The hardest part, Jiaqi said, was not coming up with the design. It was finding a form of intervention that could promote healthier behavior without disrupting a busy public transit system.
“At the beginning, we thought more about how to promote health,” Jiaqi said. “During implementation, we kept asking how to promote health without disrupting passengers’ normal commute.”
That challenge changed how Jiaqi understood global health. In class, she had studied how the environment can shape health. In practice, she said, she learned that global health is not only about identifying health problems, but also about designing environments and policies that make healthier choices easier in everyday life.
During the baseline survey stage, their original plan to collect responses inside a metro station could not proceed as scheduled. A delay could have thrown off the research timeline. After a brief period of anxiety, the students changed course and moved their survey work to the MixC area near Jiangpu Station on Line 11, where weekend foot traffic was high and people waiting in dining areas had more time to respond.
They approached strangers, explained the project and invited them to complete the survey. Some people were interested. Others declined or expressed doubts.

For Jiaqi, that setback became part of the lesson.
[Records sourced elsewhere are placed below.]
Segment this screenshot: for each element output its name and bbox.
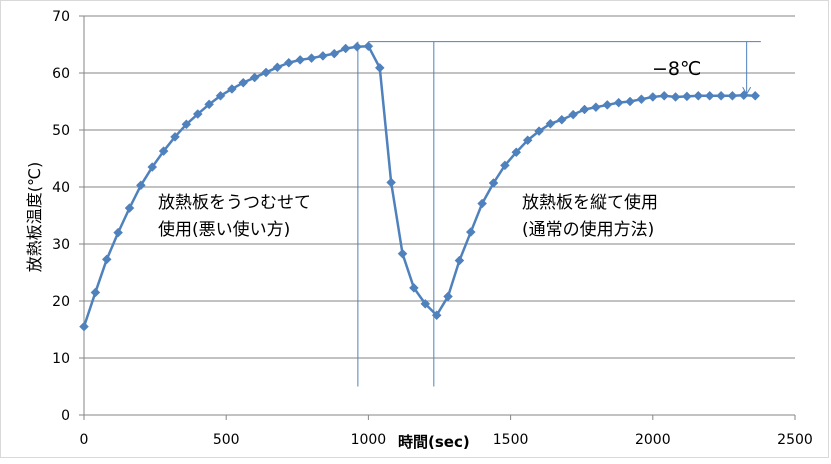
data-point — [568, 109, 579, 120]
data-point — [249, 72, 260, 83]
data-point — [477, 198, 488, 209]
annotation-vertical-line1: 放熱板を縦て使用 — [522, 192, 658, 213]
data-point — [511, 147, 522, 158]
x-tick-label: 1500 — [493, 432, 529, 448]
data-point — [647, 92, 658, 102]
data-point — [545, 118, 556, 129]
data-point — [500, 160, 510, 171]
data-point — [443, 291, 453, 302]
x-axis-label: 時間(sec) — [398, 433, 470, 451]
data-point — [215, 90, 226, 101]
data-point — [318, 51, 328, 61]
x-tick-label: 500 — [213, 432, 240, 448]
data-point — [556, 114, 567, 125]
data-point — [704, 90, 715, 101]
x-tick-label: 1000 — [351, 432, 387, 448]
y-tick-label: 30 — [52, 237, 70, 253]
data-point — [90, 287, 101, 298]
y-tick-label: 0 — [61, 408, 70, 424]
data-point — [682, 91, 692, 102]
data-point — [113, 227, 123, 238]
data-point — [534, 126, 544, 136]
y-tick-label: 60 — [52, 66, 70, 82]
x-tick-label: 2500 — [777, 432, 813, 448]
y-tick-label: 40 — [52, 180, 70, 196]
tick-labels: 0 10 20 30 40 50 60 70 0 500 1000 1500 2000 2500 — [52, 9, 813, 448]
data-point — [79, 321, 89, 332]
data-point — [272, 62, 283, 73]
data-point — [465, 227, 476, 237]
data-point — [295, 55, 305, 65]
data-point — [227, 84, 237, 94]
data-point — [625, 96, 635, 107]
data-point — [181, 119, 192, 130]
data-point — [397, 248, 408, 259]
series-group — [79, 41, 761, 332]
data-point — [613, 97, 624, 108]
data-point — [147, 162, 158, 172]
x-tick-label: 2000 — [635, 432, 671, 448]
data-point — [693, 90, 704, 101]
data-point — [409, 283, 419, 293]
data-point — [204, 99, 214, 110]
data-point — [431, 310, 442, 321]
data-point — [488, 178, 499, 188]
data-point — [716, 90, 726, 101]
data-point — [363, 41, 374, 52]
data-point — [306, 53, 317, 64]
data-point — [158, 146, 169, 156]
data-point — [659, 90, 670, 101]
data-point — [124, 203, 135, 213]
data-point — [340, 43, 351, 54]
data-point — [670, 92, 681, 102]
gridlines — [84, 15, 795, 359]
data-point — [454, 255, 465, 266]
data-point — [374, 63, 385, 73]
data-point — [602, 100, 613, 110]
data-point — [727, 90, 738, 101]
data-point — [738, 90, 749, 101]
y-tick-label: 10 — [52, 351, 70, 367]
y-tick-label: 50 — [52, 123, 70, 139]
data-point — [101, 254, 112, 265]
y-tick-label: 20 — [52, 294, 70, 310]
annotation-vertical-line2: (通常の使用方法) — [522, 219, 654, 240]
x-tick-label: 0 — [80, 432, 89, 448]
data-point — [750, 90, 761, 101]
y-axis-label: 放熱板温度(℃) — [25, 162, 44, 272]
axes — [79, 15, 796, 420]
data-point — [420, 298, 431, 309]
data-point — [170, 131, 180, 142]
data-point — [192, 109, 203, 119]
data-point — [329, 48, 340, 59]
data-point — [386, 177, 397, 188]
data-point — [238, 77, 249, 88]
y-tick-label: 70 — [52, 9, 70, 25]
data-point — [352, 41, 362, 52]
data-point — [591, 102, 601, 113]
data-point — [136, 180, 146, 191]
annotation-face-down-line2: 使用(悪い使い方) — [158, 219, 290, 240]
data-point — [261, 67, 271, 78]
data-point — [579, 104, 590, 115]
data-point — [283, 57, 294, 68]
data-point — [636, 94, 647, 105]
data-point — [522, 135, 533, 146]
annotation-face-down-line1: 放熱板をうつむせて — [158, 193, 311, 213]
annotation-temp-drop: −8℃ — [652, 58, 701, 80]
“It made us realize that social science research is not just about designing a questionnaire,” she said. “It is about building connections with different people in the real world, listening to different voices, and constantly adjusting research strategies and implementation plans according to reality.”
DKU’s Innovation Incubator provided funding, along with support for idea development, workshops, procurement and implementation. For the student team, Jiaqi said, that support helped move the project off the page and into a real public space.
Claudia said Jiaqi and Tianruo handled the process with dedication and patience, including months of direct communication with metro partners.
“They demonstrated dedication and commitment well above my expectations,” she said. “Most importantly, they were responsible for the direct contact with the metro over months of discussions, with professionalism and patience.”
A small pause
The team is still evaluating the pilot through behavioral observation, questionnaires, interviews, photos and video recordings.
One moment stayed with the students.
During one observation session, a young girl entered the carriage holding a phone. As she looked up to find her way, she noticed the images of grass and flowers on the floor. Then she looked again, taking in the ceiling, the text and other details around her. Her expression shifted into surprise and curiosity. Later, sitting with a friend, she pointed to the wellness messages and design elements as they talked and read together.
“When a space offers something worth noticing and exploring, people naturally lift their heads and shift their attention from the screen to their surroundings,” Tianruo said. “That is exactly the experience we hope the Wellness Carriage can create.”
For Jiaqi, the project also changed how she defines success in public health work.
At first, she believed the project would be difficult to call successful unless it significantly reduced passengers’ phone use. Over time, she began to see the goal differently. Habits this ingrained are unlikely to change through a single design intervention. Even the students themselves cannot promise they will never pick up their phones on the metro.
Jiaqi said the team does not expect carriage design alone to change people’s commuting habits. But she said the project has value if it helps even one passenger look up, pause at a wellness message, or spend a minute of the commute without being pulled into the phone.
Flowers on the floor and clouds on the ceiling cannot undo the pressures of urban commuting. The students know that.
But for them, that is enough to begin with. Their project gives passengers no rule to follow and no demand to change. It simply gives them, for a moment, a reason to look up.